Mafia, chiesti 7 anni e 4 mesi per il senatore D’Alì
7 anni e 4 mesi di reclusione per concorso esterno in associazione mafiosa è la richiesta di condanna per il senatore trapanese Antonio D’Alì del Pdl, nel giudizio abbreviato che si celebra davanti al gup Giovanni Francolini. Nella loro requisitoria i pm Paolo Guido e Andrea Tarondo hanno ricostruito un sistema di relazioni che per oltre 25 anni il parlamentare avrebbe sviluppato con l’imprenditoria mafiosa di Trapani e con alcuni esponenti di spicco di cosa nostra tra cui il latitante Matteo Messina Denaro e il boss Vincenzo Virga, che attualmente viene tra l’altro processato come mandante dell’uccisione del giornalista Mauro Rostagno. L’accusa ritiene che D’Alì, soprattutto all’epoca in cui è stato sottosegretario all’Interno, è stato protagonista «accorto e prudente» di rapporti molto stretti con ambienti e interessi di mafia. All’esponente politico viene anche contestata un’attività di pressione per il trasferimento del prefetto Fulvio Sodano da Trapani a Agrigento per la sua attività sulla gestione e il controllo delle aziende confiscate alla mafia secondo una linea che il senatore D’Alì non avrebbe condiviso. Il processo proseguirà il 21 giugno con gli interventi delle parti civili tra cui alcune associazioni antimafia. Affermano i legali del politico Gino Bosco e Stefano Pellegrino: «Non c’è stata da parte del nostro cliente alcuna condotta concreta, effettiva e fattuale agevolatrice dell’associazione mafiosa e pertanto chiederemo la piena assoluzione perchè il fatto non sussiste».

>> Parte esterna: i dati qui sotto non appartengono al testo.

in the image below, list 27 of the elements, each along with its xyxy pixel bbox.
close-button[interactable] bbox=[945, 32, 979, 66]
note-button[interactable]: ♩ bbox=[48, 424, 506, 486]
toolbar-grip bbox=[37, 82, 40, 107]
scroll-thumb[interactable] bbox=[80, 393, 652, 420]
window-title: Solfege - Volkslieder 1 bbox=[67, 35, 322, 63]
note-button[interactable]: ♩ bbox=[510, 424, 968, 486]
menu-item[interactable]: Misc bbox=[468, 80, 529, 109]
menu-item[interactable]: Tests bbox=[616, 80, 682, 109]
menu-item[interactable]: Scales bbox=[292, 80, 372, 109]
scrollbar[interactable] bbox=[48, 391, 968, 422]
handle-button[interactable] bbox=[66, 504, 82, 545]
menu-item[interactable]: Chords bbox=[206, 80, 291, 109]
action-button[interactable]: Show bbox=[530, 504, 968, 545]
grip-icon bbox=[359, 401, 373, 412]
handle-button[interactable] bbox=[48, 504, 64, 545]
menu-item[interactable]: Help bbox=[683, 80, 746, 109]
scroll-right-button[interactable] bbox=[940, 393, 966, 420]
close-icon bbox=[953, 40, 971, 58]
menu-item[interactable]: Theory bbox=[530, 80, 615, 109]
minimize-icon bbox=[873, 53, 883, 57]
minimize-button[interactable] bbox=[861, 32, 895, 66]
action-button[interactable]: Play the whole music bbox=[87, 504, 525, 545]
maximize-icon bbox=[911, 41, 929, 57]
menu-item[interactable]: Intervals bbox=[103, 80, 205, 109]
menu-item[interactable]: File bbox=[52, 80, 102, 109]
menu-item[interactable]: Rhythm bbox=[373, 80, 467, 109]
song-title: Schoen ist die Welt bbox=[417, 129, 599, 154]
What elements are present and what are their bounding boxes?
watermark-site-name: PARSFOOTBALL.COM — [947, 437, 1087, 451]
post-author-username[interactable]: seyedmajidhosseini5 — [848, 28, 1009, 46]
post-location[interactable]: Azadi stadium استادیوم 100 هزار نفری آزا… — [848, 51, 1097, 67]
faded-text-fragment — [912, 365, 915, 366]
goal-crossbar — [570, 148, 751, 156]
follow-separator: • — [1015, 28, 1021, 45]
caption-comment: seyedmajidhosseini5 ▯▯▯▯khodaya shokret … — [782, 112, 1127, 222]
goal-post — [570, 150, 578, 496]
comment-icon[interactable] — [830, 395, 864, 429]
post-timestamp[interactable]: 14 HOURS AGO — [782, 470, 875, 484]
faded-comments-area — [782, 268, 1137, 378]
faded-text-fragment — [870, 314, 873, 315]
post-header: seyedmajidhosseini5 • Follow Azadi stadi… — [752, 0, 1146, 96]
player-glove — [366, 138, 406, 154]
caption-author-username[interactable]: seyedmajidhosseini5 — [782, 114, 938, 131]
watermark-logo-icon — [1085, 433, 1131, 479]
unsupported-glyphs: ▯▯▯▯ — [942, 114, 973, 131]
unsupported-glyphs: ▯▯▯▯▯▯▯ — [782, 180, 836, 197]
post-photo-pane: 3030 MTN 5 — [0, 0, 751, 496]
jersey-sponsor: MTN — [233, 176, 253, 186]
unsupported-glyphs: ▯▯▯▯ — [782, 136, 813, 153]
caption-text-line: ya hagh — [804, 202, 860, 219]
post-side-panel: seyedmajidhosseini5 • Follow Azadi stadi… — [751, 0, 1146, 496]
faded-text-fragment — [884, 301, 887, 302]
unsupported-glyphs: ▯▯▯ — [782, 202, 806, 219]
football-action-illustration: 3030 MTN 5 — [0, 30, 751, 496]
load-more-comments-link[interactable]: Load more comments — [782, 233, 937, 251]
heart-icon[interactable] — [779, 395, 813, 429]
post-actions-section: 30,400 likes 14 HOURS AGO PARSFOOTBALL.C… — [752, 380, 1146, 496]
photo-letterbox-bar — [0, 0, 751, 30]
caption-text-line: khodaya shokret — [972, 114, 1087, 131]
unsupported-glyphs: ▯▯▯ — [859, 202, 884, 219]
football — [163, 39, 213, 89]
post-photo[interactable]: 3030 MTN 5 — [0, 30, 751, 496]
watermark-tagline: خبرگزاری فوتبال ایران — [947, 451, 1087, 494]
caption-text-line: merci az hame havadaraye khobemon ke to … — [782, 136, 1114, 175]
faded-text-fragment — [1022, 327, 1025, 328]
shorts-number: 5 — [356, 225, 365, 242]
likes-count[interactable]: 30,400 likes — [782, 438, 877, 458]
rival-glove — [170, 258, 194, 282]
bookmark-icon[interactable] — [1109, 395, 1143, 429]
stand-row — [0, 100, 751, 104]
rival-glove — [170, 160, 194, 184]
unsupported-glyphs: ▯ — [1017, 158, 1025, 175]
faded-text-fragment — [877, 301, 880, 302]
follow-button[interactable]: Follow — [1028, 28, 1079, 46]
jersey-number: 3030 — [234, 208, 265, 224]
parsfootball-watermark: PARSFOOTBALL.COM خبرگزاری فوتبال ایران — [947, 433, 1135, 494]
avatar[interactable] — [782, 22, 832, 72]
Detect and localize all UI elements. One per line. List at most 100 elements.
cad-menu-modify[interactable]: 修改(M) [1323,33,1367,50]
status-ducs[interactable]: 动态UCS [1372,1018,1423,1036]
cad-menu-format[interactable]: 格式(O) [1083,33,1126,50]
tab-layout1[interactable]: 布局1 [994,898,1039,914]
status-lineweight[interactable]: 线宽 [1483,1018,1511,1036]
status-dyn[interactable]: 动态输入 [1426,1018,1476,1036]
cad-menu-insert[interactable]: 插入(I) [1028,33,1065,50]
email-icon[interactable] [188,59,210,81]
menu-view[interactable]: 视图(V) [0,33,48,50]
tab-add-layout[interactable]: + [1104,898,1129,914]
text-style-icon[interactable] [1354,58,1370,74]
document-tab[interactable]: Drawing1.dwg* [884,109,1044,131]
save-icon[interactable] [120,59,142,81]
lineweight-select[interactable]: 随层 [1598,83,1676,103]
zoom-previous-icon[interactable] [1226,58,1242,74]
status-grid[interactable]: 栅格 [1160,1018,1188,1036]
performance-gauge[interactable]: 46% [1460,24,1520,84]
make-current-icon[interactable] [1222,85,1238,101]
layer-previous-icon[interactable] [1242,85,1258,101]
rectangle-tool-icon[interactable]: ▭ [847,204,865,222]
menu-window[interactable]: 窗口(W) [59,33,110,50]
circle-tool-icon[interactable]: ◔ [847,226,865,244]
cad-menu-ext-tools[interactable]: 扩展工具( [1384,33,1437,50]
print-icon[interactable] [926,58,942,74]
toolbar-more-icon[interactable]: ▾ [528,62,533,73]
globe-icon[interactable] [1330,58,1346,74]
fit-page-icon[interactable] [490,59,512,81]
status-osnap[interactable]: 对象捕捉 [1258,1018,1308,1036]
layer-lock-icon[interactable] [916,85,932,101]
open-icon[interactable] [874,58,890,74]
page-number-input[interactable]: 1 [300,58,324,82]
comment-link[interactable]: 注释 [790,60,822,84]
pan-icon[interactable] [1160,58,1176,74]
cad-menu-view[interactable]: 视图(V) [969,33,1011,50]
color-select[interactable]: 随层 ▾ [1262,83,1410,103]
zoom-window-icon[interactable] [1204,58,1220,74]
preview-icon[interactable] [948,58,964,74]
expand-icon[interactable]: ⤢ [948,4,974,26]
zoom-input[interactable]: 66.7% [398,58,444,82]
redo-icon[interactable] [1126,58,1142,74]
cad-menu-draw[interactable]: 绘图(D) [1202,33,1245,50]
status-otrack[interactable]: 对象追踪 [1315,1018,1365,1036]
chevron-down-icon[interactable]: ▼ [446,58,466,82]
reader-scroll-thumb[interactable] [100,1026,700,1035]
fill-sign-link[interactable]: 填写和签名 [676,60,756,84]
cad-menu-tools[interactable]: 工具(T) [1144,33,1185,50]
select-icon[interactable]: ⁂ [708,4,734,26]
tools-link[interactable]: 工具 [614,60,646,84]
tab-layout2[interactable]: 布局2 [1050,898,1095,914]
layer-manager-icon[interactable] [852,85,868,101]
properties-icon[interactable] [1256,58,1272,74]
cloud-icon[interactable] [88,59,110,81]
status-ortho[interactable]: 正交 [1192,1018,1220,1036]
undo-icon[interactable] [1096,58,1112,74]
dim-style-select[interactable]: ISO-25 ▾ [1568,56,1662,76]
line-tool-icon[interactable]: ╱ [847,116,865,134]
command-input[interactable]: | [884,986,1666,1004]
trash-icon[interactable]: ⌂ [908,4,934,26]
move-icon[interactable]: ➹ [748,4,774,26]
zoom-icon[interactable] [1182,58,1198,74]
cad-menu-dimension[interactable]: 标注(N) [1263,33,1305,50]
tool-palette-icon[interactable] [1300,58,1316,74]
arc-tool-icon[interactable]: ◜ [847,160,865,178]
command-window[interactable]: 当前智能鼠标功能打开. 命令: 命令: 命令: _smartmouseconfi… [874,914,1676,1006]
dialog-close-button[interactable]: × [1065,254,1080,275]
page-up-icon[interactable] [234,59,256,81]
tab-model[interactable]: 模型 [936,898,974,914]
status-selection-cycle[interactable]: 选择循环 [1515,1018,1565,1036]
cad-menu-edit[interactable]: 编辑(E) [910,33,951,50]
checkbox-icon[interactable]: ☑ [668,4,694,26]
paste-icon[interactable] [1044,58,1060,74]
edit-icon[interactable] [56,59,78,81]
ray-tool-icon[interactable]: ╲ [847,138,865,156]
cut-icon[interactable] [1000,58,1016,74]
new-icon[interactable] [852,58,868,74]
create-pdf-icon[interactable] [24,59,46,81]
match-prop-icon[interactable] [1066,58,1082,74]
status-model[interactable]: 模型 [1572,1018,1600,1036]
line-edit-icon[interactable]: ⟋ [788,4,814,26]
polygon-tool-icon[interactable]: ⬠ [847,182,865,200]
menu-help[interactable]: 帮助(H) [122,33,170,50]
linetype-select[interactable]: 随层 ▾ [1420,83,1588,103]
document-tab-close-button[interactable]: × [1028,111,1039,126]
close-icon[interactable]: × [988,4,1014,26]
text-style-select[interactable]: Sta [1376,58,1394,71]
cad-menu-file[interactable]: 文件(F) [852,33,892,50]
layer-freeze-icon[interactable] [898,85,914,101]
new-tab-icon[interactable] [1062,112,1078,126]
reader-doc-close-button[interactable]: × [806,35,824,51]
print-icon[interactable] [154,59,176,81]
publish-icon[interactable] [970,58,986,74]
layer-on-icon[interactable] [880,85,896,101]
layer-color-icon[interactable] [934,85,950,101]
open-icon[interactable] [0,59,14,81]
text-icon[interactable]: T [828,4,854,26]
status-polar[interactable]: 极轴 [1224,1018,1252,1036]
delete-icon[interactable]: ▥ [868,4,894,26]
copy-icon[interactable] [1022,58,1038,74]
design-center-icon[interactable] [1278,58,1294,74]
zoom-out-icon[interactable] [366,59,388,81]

La pena ipotizzata dai pm per il senatore D’Alì era di 11 anni ridotta a 7 anni e 4 anni per lo sconto dovuto alla scelta del rito abbreviato. La requisitoria, protrattasi per tre udienze, ha descritto un intreccio di relazioni tra il parlamentare e le cosche trapanesi sullo sfondo di un sistema affaristico inquinato. Secondo i pm, D’Alì avrebbe svolto un ruolo fondamentale nella gestione degli appalti per importanti opere pubbliche, dal porto di Castellammare agli interventi per l’Americàs cup. Il senatore si sarebbe inoltre adoperato perchè un immobile di proprietà di un imprenditore vicino a Cosa nostra fosse affittato come caserma dei carabinieri di San Vito Lo Capo. Per l’accusa il collegamento dell’esponente del Pdl con gli interessi mafiosi emerge in modo significativo dalla vicenda del prefetto Sodano che venne trasferito mentre cercava di opporsi al tentativo della mafia di riappropriarsi della «Calcestruzzi ericina», un’azienda sequestrata al boss Francesco Virga. Dei collegamenti di D’Alì hanno parlato vari pentiti tra cui Antonino Giuffrè, Antonio Sinacori, Francesco Campanella e Antonino Birrittella. I pm hanno richiamato anche il contenuto di varie intercettazioni ambientali, compresa quella di Tommaso Coppola, che in carcere parlava di D’Alì come di un politico «a disposizione» della mafia.